Hey! Has anyone gotten apache-beam to run on Flyte natively? I was going to explore this a bit, but I wanted to see if anyone here has thought through this.
It could be possible to use the spark components to run apache-beam instead of writing a custom backend.
09/07/2022, 12:38 AM
but, we have not explored. Would love to understand the usecase
09/07/2022, 1:45 PM
Apache beam is really good for model inference if you are using python ml packages. The sdk is in python so like no annoying spark Java errors or needing to use special python UDFs or building spark transformers.
I want to use it to batch score models in parallel using this https://beam.apache.org/documentation/sdks/python-machine-learning/.

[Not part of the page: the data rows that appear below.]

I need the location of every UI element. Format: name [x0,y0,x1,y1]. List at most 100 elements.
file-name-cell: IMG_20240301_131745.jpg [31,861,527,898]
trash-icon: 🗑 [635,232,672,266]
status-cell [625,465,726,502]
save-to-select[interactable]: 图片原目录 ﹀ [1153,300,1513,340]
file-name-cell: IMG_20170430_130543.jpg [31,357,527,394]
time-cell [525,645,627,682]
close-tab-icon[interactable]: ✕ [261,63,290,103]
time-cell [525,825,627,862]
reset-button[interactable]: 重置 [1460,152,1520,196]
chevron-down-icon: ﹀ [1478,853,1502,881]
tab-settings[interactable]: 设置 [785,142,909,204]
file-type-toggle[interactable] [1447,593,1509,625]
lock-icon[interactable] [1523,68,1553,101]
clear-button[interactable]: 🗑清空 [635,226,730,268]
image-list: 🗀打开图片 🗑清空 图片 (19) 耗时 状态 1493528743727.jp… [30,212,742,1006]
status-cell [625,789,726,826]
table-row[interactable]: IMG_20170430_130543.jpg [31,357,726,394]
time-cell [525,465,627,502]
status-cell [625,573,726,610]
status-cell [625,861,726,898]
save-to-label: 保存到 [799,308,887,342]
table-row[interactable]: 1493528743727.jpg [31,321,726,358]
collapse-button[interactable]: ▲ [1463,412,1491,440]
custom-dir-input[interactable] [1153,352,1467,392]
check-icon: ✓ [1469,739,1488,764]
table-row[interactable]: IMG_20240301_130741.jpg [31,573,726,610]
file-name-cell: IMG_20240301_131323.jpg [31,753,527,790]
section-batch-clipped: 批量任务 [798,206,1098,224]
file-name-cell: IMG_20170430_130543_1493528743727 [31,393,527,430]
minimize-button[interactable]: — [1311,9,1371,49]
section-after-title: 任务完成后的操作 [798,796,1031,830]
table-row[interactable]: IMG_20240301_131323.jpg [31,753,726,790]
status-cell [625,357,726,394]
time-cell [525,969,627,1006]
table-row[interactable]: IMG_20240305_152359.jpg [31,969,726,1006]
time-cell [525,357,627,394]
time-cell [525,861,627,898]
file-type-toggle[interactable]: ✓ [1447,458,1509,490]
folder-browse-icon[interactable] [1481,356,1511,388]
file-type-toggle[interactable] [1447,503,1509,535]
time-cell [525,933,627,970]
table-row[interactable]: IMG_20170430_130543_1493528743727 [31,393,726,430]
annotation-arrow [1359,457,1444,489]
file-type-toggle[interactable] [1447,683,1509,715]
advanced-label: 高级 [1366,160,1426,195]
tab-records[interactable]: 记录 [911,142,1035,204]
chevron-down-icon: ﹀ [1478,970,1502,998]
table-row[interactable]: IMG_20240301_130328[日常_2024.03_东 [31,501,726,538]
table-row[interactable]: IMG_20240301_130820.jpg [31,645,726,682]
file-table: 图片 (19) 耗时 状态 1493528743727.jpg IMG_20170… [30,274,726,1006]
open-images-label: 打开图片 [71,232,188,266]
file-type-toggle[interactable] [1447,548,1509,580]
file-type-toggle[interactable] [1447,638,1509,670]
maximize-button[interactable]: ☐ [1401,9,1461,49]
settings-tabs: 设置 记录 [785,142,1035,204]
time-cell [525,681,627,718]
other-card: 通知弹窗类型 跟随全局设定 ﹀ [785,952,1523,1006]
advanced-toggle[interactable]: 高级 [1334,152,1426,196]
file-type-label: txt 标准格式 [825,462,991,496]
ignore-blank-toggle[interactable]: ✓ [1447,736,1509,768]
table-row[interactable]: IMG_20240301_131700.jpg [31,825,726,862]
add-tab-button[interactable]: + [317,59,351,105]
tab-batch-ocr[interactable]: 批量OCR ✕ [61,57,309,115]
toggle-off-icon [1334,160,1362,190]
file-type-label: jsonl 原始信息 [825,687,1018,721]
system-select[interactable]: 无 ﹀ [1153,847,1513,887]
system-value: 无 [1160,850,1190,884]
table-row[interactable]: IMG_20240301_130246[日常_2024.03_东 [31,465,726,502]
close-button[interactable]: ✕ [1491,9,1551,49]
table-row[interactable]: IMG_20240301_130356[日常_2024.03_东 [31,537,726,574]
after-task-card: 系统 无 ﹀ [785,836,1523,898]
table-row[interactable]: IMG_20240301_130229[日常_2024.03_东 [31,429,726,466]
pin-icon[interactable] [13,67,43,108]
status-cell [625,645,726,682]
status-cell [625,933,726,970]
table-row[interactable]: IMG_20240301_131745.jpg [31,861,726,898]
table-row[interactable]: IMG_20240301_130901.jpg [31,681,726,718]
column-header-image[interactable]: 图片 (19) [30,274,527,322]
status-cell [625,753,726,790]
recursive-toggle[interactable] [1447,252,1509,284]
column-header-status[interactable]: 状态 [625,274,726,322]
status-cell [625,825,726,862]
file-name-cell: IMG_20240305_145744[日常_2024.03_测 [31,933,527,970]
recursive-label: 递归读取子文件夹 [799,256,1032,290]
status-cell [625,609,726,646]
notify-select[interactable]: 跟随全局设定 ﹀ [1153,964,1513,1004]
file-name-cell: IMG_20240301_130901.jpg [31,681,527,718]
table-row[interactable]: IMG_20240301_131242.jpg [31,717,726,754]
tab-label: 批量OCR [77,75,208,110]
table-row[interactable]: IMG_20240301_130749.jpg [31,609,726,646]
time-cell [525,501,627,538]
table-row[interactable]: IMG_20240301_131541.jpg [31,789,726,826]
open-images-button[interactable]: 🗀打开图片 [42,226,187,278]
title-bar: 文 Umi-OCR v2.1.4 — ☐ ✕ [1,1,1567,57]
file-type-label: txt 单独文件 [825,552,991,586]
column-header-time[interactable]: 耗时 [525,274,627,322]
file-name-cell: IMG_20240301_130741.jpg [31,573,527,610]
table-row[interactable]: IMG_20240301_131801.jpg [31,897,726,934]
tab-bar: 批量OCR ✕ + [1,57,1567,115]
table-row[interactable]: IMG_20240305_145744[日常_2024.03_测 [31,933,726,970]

Also using GCPs dataflow is cool because auto scaling features are incredible. Vertical and horizontal scaling. Plus you can use GPUs.
I will see if I can run it using the spark backend…would be so cool if it just kind of worked
09/07/2022, 2:41 PM
With spark backend it should
But I want to understand wdym by flyte backend for beam
09/07/2022, 2:45 PM
I just meant like a way to spin up and run Apache beam on Flyte.
Similar to how spark works
But beam. If spark doesn't work then I know people use Flink, which might support more features around streaming, but I don't really need them…maybe one day!